The real crisis in this country is not largely self-supporting pensions, but reliance on the 401(k) plans for retirement that most private sector companies have set up for their employees. Tried-and-true pension plans for LAPD officers have been around since June 7, 1899. The Los Angeles Fire and Police Pension system, even after the economic downturn, is currently 96.2 percent funded. Members contribute up to 9 percent of their pay biweekly, which adds $120,287,911 for the 2010-2011 fiscal years. Even with this sizable amount, the majority of the money needed to fund the pension systems comes from their investments, not contributions by the city or police officers.

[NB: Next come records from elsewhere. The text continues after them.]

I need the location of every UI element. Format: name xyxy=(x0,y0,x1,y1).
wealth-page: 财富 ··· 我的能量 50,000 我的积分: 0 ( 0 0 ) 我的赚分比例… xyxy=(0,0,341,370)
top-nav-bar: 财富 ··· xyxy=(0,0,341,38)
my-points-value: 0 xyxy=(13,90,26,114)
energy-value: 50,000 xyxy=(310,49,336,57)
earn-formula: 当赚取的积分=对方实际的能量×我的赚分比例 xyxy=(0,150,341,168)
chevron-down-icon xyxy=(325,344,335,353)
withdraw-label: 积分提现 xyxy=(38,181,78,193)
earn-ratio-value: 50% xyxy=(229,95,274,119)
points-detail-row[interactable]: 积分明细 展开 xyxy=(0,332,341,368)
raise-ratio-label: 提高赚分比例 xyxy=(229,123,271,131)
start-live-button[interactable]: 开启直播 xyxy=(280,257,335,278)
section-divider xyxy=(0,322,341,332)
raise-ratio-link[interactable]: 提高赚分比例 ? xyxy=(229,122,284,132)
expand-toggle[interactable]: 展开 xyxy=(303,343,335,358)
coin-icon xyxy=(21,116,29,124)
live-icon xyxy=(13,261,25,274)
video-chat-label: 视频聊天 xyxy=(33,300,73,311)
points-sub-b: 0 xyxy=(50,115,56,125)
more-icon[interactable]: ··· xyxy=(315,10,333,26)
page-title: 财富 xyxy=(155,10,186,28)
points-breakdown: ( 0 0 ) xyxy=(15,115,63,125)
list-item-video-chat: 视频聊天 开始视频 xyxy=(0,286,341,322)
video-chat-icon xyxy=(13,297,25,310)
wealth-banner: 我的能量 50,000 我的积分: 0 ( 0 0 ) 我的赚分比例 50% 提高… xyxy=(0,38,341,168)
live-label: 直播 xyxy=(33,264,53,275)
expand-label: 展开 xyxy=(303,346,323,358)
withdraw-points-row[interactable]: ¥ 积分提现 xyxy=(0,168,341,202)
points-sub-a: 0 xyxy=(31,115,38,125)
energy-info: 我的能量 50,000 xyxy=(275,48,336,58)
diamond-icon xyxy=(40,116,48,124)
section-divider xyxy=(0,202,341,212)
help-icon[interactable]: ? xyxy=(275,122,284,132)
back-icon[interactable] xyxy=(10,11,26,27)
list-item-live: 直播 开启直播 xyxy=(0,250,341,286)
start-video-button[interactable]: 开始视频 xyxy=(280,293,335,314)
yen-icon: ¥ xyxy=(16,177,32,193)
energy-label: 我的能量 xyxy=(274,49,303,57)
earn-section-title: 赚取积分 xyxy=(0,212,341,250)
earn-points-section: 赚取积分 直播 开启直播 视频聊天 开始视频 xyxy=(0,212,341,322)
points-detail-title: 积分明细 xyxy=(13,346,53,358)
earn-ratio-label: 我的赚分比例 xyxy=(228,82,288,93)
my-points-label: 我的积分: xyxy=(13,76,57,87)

Politicians opposed to pension plans are fond of citing figures that show a tremendous rise in contribution rates to plans such as CalPERS. The most commonly cited and deliberately misleading trick is to claim that the state's contribution has risen 2,000 percent since 2001. This claim uses as its starting point the year that required the lowest amount of contributions to CalPERS in decades - the end of a four-year period where the employers took a contribution "holiday," adding little or nothing to the pension system. (In 1996, the state contribution was $1.2 billion; by 2001, it dropped to $156 million.) During those years, the pension reformers of today remained silent as the government shirked its pension obligation, helping to create the situation we see today.

The call for future employees to rely on Social Security in lieu of pensions in retirement income is strange, considering that the Social Security system faces a $5.7 trillion shortfall over the next decades. Given the logic of the latest calls for change, can we expect future pundits to proclaim the fix to Social Security funding is to not let any future workers enroll in the system?

It is vitally important to look at our city's long-term viability, which is dependent upon a stable, well-trained and fairly compensated public work force. In good economic times, public employment offers lower salaries, no bonuses, no stock options and no similar perks common in the private sector. The trade-off for being a police officer, firefighter or teacher has always been the security of a retirement after a lifetime of public service.

If that trade-off is taken away, who is going to devote their working career to public service and guarantee themselves inadequate resources for retirement? Anyone with common sense should wonder why the solution to issues facing public pensions would be to switch employees to a retirement system that is a demonstrated failure.

After devoting their careers to protecting the public, with all the accompanying physical and emotional turmoil, our future police officers and firefighters shouldn't retire penniless. In fact, no one should.

Responsible leaders in our state shouldn't be advocating for a system for public employees - or anyone - that has already failed millions of hardworking Americans.